At the entrance to the facility on Thursday, an electronic signboard was counting down the time until the next WRC rally, which was about to kick off in England in less than one hour. It was the 11th rally of the 13 races set for this year; a composite score in those events will decide the winner of the championship for 2018.
Other competitors include Ford and Citroen.
“We have put everything into this year’s race to take the first spot,” said Chang determinedly.
In order to save time and boost work efficiency, this facility collaborates with an R&D center located in Namyang, Korea to manufacture and upgrade the i20 coupe WRC vehicle.
All that the Alzenau team is sent at first is the chassis manufactured for its mass produced model from its Turkey plant. Researchers here transform the chassis into supercharged racing cars that cost 1 billion won each.
The heart of the car, the engine, is also developed here at the Alzenau facility. According to Hang In-ku, the head researcher at Hyundai WRC, vehicles once relied on engines manufactured for the mass produced models. But now, the Alzenau team designs the engine from scratch and takes about two years to make a new one.
Hyundai Motor says its participation in motorsport has had a positive influence on European sales, presumably due to the huge marketing effect motorsport has among European customers.
WRC races are held on real roads, with asphalt, pebbles, mountains and snow to contend with.
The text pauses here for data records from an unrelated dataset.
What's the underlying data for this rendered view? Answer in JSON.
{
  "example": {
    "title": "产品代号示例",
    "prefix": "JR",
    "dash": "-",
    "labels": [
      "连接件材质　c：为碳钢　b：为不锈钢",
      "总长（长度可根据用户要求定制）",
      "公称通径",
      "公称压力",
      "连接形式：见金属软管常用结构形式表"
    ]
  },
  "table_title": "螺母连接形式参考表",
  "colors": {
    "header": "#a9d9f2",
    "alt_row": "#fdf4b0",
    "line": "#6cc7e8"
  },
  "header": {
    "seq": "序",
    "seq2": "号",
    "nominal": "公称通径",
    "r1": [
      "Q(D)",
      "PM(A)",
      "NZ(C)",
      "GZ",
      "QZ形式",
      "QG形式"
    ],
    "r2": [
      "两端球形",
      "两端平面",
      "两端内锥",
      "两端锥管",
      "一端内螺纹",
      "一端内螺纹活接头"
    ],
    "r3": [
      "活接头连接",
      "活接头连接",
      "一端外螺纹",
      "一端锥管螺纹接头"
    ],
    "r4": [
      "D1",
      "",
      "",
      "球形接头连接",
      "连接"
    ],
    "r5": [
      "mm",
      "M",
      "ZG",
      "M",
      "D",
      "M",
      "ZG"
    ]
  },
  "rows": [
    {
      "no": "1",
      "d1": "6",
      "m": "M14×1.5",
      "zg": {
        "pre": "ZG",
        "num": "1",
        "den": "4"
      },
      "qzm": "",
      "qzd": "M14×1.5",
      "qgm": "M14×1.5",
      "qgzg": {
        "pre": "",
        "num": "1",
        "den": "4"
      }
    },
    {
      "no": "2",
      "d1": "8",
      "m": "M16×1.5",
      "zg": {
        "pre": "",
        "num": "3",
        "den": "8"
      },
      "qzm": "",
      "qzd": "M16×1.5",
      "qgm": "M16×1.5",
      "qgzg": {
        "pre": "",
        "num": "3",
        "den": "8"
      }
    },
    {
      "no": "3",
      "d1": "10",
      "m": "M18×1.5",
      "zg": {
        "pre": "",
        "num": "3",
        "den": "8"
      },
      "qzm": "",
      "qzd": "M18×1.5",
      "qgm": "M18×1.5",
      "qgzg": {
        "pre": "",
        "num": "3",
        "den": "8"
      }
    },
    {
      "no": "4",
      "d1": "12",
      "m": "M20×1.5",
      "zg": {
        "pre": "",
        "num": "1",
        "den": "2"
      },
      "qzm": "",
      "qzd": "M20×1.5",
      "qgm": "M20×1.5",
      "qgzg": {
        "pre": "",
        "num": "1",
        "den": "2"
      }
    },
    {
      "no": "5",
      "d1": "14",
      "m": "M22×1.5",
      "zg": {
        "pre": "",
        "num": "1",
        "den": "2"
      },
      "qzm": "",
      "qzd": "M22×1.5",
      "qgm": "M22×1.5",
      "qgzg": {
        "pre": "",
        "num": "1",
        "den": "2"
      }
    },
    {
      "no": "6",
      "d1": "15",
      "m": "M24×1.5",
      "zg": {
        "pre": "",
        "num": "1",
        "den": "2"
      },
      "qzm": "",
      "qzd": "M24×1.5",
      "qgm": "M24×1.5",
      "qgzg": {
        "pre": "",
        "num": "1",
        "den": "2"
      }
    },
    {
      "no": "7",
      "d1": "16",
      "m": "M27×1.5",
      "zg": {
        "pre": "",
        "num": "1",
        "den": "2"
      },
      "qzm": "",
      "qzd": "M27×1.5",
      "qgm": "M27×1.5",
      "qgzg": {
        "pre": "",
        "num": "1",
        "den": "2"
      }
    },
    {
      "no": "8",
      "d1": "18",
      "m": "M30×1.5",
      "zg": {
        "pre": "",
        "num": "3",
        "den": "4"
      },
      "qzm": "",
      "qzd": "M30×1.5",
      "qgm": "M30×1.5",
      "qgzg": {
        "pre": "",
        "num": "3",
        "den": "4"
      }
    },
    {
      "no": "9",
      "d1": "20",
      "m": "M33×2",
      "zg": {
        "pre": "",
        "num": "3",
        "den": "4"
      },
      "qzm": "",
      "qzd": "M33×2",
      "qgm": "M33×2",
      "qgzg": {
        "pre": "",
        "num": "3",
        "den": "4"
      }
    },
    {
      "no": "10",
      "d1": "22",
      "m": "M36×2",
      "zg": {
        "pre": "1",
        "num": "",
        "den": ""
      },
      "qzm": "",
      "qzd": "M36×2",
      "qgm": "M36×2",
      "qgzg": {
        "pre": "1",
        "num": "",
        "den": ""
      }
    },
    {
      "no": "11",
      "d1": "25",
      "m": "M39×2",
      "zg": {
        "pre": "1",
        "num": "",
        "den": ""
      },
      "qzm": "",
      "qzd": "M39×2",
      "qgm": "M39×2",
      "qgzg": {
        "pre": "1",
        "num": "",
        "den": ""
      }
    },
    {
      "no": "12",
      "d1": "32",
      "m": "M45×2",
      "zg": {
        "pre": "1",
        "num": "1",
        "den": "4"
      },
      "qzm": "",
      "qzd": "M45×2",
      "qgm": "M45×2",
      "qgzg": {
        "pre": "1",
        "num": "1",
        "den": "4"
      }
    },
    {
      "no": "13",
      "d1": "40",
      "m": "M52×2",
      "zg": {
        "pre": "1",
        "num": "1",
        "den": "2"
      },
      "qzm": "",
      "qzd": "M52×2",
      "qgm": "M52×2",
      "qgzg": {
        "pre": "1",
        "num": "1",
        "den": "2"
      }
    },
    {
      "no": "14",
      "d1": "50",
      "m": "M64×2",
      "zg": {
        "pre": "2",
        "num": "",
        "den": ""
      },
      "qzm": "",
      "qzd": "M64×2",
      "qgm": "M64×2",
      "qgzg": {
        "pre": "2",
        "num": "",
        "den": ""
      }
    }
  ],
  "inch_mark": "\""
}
They attract an average of 3.6 million live spectators per year, and brand image is a big part of a fan’s appreciation of the sport.
The mass produced i20 model, in fact, has recorded an average yearly growth rate of 7.2 percent for four consecutive years since it started to participate in the races. Last year, it sold 286,241 units, 32 percent more sales than in 2013.
“WRC is the most brand-fitting motor sport at the moment [for Hyundai Motor],” said Stefan Henrich, head of marketing at Hyundai Motorsport as he conducted a press tour of the facility.
“It is the most competitive off-road challenge in the business.”
After the positive response to its WRC participation, Hyundai Motor debuted at the World Touring Car Cup (WTCR) last year. Unlike WRC, where automakers run their own racing team, in the WTCR an automaker supplies its models to professional racing teams. It is categorized as “Customer Motorsports” and Audi, Volkswagen, Ford, Peugeot and Honda participate in these races.
Hyundai Motor has selected its i30 N model for the WTCR race. Two professional teams, the BRC and the Yvan Muller racing teams, have chosen Hyundai’s i30 N TCR model for the race this year, and they are currently ranked one and two in the standings. Ten races take place each year; six have been held so far this year.
“This could be a critical year for Hyundai Motorsport because we could take a dual first place in WRC and WTCR,” said an official from Hyundai Motor.